I'd imagine this method would be much better used for t2v. The problem with i2v is the inevitable loss of consistency with the original image- for consistent renders one wants as high a render rez as possible. Of course if the original image is just an 'inspiration' for the render, this won't matter.
Given wan2.2 seems vulnerable to all kinds of speed-up and multi-stage methods, it is a shame there isn't one online resource that acts as a competition for best workflow methods, so through experimentation we can identify the best and most useful ideas. With no better GPUs on the horizon (for quite a long time to come), and our limited VRAM, we need to squeeze every last drop of performance from what we do have!
I have almost never used T2V but I doubt it would work with it, so I did not even bothered trying.
Qwen Edit or character loras help at maintaining consistency, but it's a tedious work...
I totally agree on your last line, and I think we can consider this method as a hack :-)
why would we need online resource... SaaS is gay. buy a gpu.
Thanks for reminding me of this, my original method was lacking this one kinda helped me kickstart my experimentation again
works fine with t2v, omit the i2v nodes and provide a empty hunyuan latent, same goes for T2I, provide your own method, or use 1 frame for empty hunyuan latent.
@axicec That's great news, thanks for reporting it. I will update the page soon then.
how can i add loras to this workflow? seems like the speed loras are baked in and woirrried it will mess up speed if i add those in, or errors
You can replace the speed loras if you use other versions, they are not baked in (I just changed the node titles in the workflow).
To add more loras, you can either add a "Load Lora", "LoraLoaderModelOnly", or (if you have rgthree installed) "Power Lora" node, between the "ModelSamplingSD3" and "Speed LoRa" nodes, for each model (high/low).

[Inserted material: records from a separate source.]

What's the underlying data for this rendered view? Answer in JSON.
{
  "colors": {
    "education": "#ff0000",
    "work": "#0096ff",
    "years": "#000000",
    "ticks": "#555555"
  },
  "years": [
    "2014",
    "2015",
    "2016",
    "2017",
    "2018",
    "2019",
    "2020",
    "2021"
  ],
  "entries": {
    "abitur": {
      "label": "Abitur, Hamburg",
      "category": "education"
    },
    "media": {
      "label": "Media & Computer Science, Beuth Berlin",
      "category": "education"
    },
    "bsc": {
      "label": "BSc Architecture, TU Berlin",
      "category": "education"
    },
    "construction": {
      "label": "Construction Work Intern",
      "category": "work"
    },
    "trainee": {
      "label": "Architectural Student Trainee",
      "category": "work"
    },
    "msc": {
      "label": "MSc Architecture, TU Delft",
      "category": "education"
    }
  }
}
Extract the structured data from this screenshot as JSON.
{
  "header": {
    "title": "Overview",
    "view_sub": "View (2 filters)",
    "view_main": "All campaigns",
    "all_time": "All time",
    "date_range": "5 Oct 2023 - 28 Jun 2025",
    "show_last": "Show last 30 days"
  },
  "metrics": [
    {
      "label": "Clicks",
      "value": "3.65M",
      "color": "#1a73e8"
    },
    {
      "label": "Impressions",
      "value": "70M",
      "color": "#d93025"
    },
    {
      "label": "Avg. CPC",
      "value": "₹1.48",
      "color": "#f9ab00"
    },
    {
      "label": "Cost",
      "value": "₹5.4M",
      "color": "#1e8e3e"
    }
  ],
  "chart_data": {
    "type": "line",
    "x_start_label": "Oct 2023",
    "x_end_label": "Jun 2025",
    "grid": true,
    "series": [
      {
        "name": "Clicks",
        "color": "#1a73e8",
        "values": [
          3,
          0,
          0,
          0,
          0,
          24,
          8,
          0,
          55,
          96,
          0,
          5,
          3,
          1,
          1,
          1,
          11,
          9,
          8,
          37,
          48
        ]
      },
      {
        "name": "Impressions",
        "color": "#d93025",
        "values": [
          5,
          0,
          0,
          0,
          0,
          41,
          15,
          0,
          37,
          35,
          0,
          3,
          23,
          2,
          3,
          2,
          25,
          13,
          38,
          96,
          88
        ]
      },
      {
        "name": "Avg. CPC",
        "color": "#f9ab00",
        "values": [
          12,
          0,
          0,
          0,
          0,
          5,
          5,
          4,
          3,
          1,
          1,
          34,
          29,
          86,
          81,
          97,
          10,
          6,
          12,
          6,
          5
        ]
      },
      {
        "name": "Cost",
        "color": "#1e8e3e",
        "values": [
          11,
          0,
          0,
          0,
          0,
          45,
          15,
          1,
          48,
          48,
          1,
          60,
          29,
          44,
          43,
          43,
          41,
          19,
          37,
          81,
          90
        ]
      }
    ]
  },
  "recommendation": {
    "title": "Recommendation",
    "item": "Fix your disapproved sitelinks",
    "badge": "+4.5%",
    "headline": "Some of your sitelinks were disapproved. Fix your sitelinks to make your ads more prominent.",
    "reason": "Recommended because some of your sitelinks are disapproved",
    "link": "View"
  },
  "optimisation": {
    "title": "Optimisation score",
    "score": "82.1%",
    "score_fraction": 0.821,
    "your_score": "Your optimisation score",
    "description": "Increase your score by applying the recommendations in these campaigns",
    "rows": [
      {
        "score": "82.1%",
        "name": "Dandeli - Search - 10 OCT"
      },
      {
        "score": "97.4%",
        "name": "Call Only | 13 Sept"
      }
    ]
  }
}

Let me know if it makes sense.
Alternatively, save the showcased video on your hard drive and drop it into comfyUI, it will show you the same workflow, but with the "Power Lora" node already included.
(I have accidentally set the last scheduler on "linear_quadratic" in it, better to set it as "beta" instead).
Is it possible to apply this workflow and generate a video at low resolution until you generate a video with the movement you like, and then convert it to HD once a good video is generated?
By fixing the seed value, for example.
One generation takes 12 minutes. With that amount of time it would be difficult to keep trying until a good video is generated.
It turns out I have that in stock (generate a video only with high-noise model and store it in a temporary folder - for testing different prompts/images/seeds/etc. - then render that video at high resolution with the low-noise model only). I will publish a v2 based on your feedback then. Stay tuned!
@qdr1en That's great news! I'm looking forward to the release of v2!
@qdr1en Nice! I have been working with workflow saving latents to disk and just I can see the progress through my phone and divided Prompting, HN,LN and video compile, but I didnt know and I didnt even think about a HN first result observation before proceeding to the next LN sampling !! I vant wait to test your workflow!!!